Tuttavia, si può rilevare anzitutto che catfish nel mondo angloamericano ha avuto varie onimizzazioni (cioè utilizzazioni come nome proprio) sconosciute al pesce gatto italiano: la voce di Wikipedia segnala, oltre al film e al programma televisivo appena ricordati, l’etichetta discografica britannica Catfish Records, i brani musicali così intitolati dei Four Tops (1976) e di Bob Dylan (1991), il fatto che un musicista e un giocatore di baseball statunitensi si chiamino rispettivamente Catfish Collins e Catfish Hunter, che Catfish sia anche il soprannome di un allenatore di calcio e pallacanestro (Milburn A. “Catfish” Smith) e, infine, che abbiano questo nome una montagna del New Jersey e un sottomarino americano, l’USS Catfish (SS-339). Non escluderei del tutto che ci sia un nesso tra l’uso figurato di catfish nei social network e uno o più di questi nomi propri.

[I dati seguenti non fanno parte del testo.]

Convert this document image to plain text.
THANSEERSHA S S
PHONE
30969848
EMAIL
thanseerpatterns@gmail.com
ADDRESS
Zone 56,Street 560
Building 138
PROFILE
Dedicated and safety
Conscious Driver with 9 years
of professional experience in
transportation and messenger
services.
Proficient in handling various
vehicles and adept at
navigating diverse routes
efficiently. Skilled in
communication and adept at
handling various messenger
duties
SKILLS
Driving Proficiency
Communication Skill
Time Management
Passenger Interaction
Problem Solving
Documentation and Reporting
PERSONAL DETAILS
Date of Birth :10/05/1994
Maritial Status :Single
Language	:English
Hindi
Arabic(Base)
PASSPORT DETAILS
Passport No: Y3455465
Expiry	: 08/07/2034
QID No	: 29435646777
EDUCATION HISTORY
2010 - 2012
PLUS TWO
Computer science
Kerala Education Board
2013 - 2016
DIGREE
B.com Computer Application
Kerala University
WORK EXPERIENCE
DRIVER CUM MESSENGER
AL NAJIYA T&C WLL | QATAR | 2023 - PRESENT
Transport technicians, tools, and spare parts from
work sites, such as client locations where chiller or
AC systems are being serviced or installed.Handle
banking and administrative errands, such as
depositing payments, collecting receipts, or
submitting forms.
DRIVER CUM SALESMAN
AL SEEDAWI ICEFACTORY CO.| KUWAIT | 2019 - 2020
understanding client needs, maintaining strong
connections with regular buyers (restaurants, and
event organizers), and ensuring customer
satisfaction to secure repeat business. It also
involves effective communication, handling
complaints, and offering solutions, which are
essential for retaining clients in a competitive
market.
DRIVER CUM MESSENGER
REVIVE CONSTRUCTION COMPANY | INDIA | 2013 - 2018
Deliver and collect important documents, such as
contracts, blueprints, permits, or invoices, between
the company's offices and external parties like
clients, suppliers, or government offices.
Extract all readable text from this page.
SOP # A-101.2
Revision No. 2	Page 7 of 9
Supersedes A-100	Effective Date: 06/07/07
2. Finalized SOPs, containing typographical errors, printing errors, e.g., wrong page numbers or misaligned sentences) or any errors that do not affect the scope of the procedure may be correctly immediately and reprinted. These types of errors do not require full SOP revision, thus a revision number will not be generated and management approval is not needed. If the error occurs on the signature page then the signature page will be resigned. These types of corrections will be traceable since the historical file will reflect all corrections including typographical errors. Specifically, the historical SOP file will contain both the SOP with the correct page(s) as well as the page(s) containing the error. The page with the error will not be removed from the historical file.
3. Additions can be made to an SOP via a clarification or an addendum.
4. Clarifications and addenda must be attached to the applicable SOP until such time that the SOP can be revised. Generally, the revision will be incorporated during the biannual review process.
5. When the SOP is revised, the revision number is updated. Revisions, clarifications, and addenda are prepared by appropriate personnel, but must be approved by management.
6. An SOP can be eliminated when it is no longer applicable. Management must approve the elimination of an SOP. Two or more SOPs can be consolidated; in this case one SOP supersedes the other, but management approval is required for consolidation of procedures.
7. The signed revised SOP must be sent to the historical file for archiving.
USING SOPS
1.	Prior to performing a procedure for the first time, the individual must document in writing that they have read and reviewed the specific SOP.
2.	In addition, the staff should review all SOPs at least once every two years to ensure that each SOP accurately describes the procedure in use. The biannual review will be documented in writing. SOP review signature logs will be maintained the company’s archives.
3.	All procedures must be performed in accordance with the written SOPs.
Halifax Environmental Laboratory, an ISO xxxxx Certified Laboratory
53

Ciò premesso, una pista alternativa percorribile per spiegare la scelta del termine catfish nei social mi è stata offerta dalla lettura di un articolo di Mauro Chiatti, La pesca professionale nel lago di Bolsena e l’associazionismo cooperativo: il caso particolare della comunità martana, in Laghi e fiumi: nel folklore, nel lavoro, nella storia. Atti del XVII incontro, Museo delle tradizioni popolari di Canepina, 14-16 settembre 2018, a cura di Raffaela Manganiello, Roma, GB EditoriA [“Tra Arno e Tevere”, a cura del Gruppo interdisciplinare per lo studio della cultura tradizionale dell’Alto Lazio, 17], 2019, pp. 211-225, in cui a p. 212 si afferma, a proposito dei pesci del lago di Bolsena:
La presenza di molte specie, nel corso degli anni o dei secoli, si è fatta sempre più rara e alcune sono andate via via scomparendo [...]. Sul finire del XIX secolo e agli inizi del XX sono state immesse nuove specie: il coregone (Coregonus lavaretus) e il persico reale (Perca fluviatilis). Forse per errore o per casualità sono stati poi introdotti il carassio (Carassius carassius), il cosiddetto “boccalone” ovvero il persico trota (Micropterus salmoides), il persico sole (Lepomis gibbosus) e il pesce gatto (Ictalurus melas); specie queste ultime due che sono considerate infestanti poiché predano uova e avannotti di altri pesci limitando così la diffusione delle specie più pregiate.
Il pesce gatto è un predatore e la sua immissione “artificiale” (non solo nel lago laziale, ma anche in altri bacini d’acqua dolce italiani) ha provocato un’alterazione dell’equilibrio ecologico. Se la stessa cosa fosse avvenuta anche in America, questo sarebbe già un motivo sufficiente a spiegare perché nei social si indichi come catfish chi si impadronisce dell’identità di un altro e turba così i rapporti interpersonali nella rete, senza bisogno di ricorrere a una spiegazione “in positivo” (mi verrebbe da dire “buonista”) come quella offerta nel film.
Altrimenti, si potrebbe chiamare in causa semplicemente la “duplicità” semantica insita in composti nominali del genere (in cui il secondo elemento fa da apposizione al primo): il pesce gatto è un pesce che somiglia a un gatto, quindi potrebbe anche essere un pesce che si finge un gatto. Allora catfish potrebbe alludere all’esistenza di un’identità personale diversa da quella, più affascinante ma fasulla, che viene indicata nel profilo social.